Researchers find underreporting of transfers in federal survey leads to overstating of poverty and inequality.
Researchers and policymakers have long relied upon survey data, especially from the Current Population Survey (CPS), as a critical input for measuring unemployment and for analyzing the effects of government policies, such as anti-poverty initiatives.
In Using Linked Survey and Administrative Data to Better Measure Income: Implications for Poverty, Program Effectiveness, and Holes in the Safety Net (NBER Working Paper 21676), Bruce D. Meyer and Nikolas Mittag compare government survey figures to administrative records of key welfare programs in New York State. Their findings raise questions about the accuracy of survey data on household incomes. They find widespread misreporting and other survey errors that ultimately overstate the incidence of poverty, the degree of income inequality, and the number of people falling through the safety net in the United States.

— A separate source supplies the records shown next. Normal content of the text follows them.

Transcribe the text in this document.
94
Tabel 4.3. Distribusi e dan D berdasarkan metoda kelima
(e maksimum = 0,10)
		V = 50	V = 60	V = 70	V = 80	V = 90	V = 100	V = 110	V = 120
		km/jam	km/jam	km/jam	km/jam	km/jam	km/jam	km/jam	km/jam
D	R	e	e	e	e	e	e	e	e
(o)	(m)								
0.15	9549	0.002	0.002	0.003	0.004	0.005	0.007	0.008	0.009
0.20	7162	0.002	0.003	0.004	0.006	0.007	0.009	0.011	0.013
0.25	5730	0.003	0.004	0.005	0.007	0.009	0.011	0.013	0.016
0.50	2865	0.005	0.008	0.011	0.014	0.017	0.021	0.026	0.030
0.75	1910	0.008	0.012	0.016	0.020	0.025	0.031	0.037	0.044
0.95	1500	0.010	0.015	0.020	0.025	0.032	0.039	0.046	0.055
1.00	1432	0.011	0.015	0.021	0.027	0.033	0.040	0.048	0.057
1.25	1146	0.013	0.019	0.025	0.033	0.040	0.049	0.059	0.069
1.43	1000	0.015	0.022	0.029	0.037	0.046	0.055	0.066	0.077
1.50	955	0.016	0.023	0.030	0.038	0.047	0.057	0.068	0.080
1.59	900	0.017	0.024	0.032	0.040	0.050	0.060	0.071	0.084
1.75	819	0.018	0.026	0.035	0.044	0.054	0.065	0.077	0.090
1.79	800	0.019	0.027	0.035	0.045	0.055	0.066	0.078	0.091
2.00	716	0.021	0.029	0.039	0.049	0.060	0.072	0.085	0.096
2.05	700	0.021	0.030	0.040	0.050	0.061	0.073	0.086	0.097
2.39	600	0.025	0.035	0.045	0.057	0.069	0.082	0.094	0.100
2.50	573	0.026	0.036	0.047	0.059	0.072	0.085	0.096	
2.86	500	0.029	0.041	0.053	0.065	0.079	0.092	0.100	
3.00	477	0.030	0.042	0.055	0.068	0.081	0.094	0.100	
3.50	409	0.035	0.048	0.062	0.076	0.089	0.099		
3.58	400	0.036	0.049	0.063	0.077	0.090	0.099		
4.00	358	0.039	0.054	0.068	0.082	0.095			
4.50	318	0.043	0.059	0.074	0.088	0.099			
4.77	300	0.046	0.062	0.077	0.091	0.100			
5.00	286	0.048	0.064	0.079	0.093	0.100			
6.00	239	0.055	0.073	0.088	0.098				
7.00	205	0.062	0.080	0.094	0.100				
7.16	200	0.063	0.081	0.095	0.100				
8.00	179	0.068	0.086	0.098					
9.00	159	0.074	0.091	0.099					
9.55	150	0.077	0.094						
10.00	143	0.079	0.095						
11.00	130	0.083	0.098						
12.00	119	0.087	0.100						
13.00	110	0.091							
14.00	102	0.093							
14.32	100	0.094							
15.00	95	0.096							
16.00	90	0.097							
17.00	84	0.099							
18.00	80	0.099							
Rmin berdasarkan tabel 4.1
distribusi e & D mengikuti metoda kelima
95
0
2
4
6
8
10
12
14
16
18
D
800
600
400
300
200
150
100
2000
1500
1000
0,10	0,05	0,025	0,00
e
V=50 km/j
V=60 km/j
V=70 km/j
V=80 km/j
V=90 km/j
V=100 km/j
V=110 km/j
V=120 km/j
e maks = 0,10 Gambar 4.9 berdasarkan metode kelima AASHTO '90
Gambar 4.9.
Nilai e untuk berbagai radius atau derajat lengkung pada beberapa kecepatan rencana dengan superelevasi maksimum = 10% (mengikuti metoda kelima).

In recent years, an increasing number of researchers have expressed concern about the overall quality of household survey data from the CPS, which is conducted by the Bureau of the Census for the Bureau of Labor Statistics. They argue that the accuracy of CPS data is getting progressively worse, largely due to misreporting of key information by survey respondents and an increasing non-response rate. CPS data are crucial not only for economic and social-science research, but also for the design and evaluation of federal and state programs.
To gauge the accuracy of survey data, the researchers linked survey statistics with actual assistance program records. They studied CPS data for New York State for the 2008–13 period, and obtained state administrative data from 2007 to 2012 for three key programs: food stamps, Temporary Assistance for Needy Families (TANF) and General Assistance. From the U.S. Department of Housing and Urban Development, they also obtained data about housing assistance from 2009 to 2012. Often, the administrative data made possible pinpointing the dollar amount of assistance to individuals and specific households.
Comparison of the various data sources showed frequent underreporting of transfer program participation by survey respondents. For instance, the CPS missed over one-third of housing assistance that recipients received, 40 percent of food-stamp assistance, and 60 percent of TANF and General Assistance aid to recipients. The researchers conclude that the CPS data significantly understated the income of poor households and the effects of anti-poverty programs.
"Using the combined data rather than survey data alone, the poverty reducing effect of all programs together is nearly doubled while the effect of housing assistance is tripled," the researchers find.
Using the administrative data, the researchers note that the number of single mothers who are falling through the safety net is much smaller, perhaps only half as large, as previously suggested by survey data.
"We find that underreporting of government transfers severely understates income of those in deep poverty and thereby makes poverty look more severe and inequality look worse than it truly is," the authors note. "Using the administrative variables, poverty and inequality are lower than officially reported, program effects are larger, and fewer individuals have fallen through the safety net."